Nestes dois últimos casos, o texto é um enigma, ora sublinhando uma inscrição na própria obra (no caso de John Tanner 1892), quer remetendo a uma relação íntima, a que apriori não nos é dado acesso (Shiroyama). Quando possível, essa relação é desmistificada no pequeno e bonito livrete (um livro de artista, no sentido mais prático do termo) que acompanha a exposição, com explicações ou contextualizações. Parece-nos ser ele o núcleo, e o motivo para chamar esta exposição de “retrospectiva” – termo abusivo se levado à letra, à inferição de que veremos um extenso percurso pelo trabalho do artista. João Penalva vai expondo as suas considerações num tom confessional, sincero, cómico, milimétrico, fora de tempo – e nesse sentido, retrospetivo. Intervala facto e comentário. Olha os trabalhos como motivos para recordar. O hipertexto não põe em causa o efeito das obras – a tradução dos seus trabalhos tem brechas, acolhe interferências, ou possibilidades de correspondência. Tradução, talvez seja um termo abusivo, é preferível transliteração. Exemplificativo é esse permanente convite a uma pareidolia, nunca descortinada, mas permitida, e por vezes sugerida, pelo artista: reflexo da constante indagação do seu trabalho, a sua atração inevitável por uma complexidade “derivada estrictamente pela necessidade e pelo acaso”.

 

W (1994), de João Penalva. © carbonara.st

 

É nesse sentido que lemos a obra mais antiga da exposição W, de 1994: letra serifada, sozinha, enclausurada num pequeno painel de madeira. Olhando com tempo, a serifa evoca-nos uma distensão: três pregos curvos, condenados. O óleo reluzindo numa ferrugem negra, sob a claridade dos janelões da galeria. Veremos inscrições semelhantes na madeira de John Tanner, procurando uma afinidade narrativa, no filme benningiano da exposição. Segue-se outro trabalho pictórico, deste ano, Philarmonie, inspirado em Erich Fritz Reuter (1911-1997) – paisagem de padrões, fluxo de ritmo e simetria, árido e seco. O intervalo dá-se com Pessoas no Ar.
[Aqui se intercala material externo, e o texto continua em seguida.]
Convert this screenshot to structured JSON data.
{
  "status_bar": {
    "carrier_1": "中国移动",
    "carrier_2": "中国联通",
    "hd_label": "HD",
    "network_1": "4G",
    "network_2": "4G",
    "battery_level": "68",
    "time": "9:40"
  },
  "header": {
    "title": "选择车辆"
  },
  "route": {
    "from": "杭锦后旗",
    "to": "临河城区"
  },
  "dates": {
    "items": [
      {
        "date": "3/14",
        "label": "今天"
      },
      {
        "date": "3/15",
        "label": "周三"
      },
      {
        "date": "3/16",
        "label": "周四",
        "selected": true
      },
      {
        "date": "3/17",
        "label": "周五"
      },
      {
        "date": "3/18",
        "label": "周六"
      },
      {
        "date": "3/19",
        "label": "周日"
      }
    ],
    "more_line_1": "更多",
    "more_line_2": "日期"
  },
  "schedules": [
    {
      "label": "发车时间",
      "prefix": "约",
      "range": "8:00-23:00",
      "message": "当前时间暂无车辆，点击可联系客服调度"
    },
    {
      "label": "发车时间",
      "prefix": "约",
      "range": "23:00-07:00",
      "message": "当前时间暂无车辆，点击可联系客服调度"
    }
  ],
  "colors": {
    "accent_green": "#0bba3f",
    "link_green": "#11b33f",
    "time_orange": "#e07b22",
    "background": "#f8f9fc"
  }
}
Evocam-se um conjunto de temas comuns às várias obras: a relação permanente entre texto e imagem; o texto que descreve, e contextualiza, sem descodificar; a obra como disposição museográfica, bailado de formas regulares, padronizadas (pós-irónicas?), procurando um lugar na História. Mas aqui, estamos num cenário quase alienígena: um fundo salmão intenso num espaço quadrado; as imagens aglomeradas, apenas, do lado direito. Acaso? Não é um acaso. A estranheza, o deslocamento vai-se calcinando à medida que olhamos em volta: tudo começou nas cadeiras hirtas, alinhadas, mas separadas pelo vão de entrada: duas de um lado, cinco do outro, esticando e encolhendo. Opacas, quase impercetíveis: tingidas pelo fumo do tempo.

 

 

Miguel Pinto
Nascido em 2000. Mestre em Jornalismo pela Universidade Nova de Lisboa, redigiu uma tese sobre a ética noticiosa no Portugal do século XVII, e as suas interseções com uma mundivisão barroca. Licenciado em História da Arte, colaborou com publicações como Hyperallergic, Público ou Umbigo. Trabalha no Departamento de Comunicação da Cinemateca Portuguesa. Escreve nas horas vagas.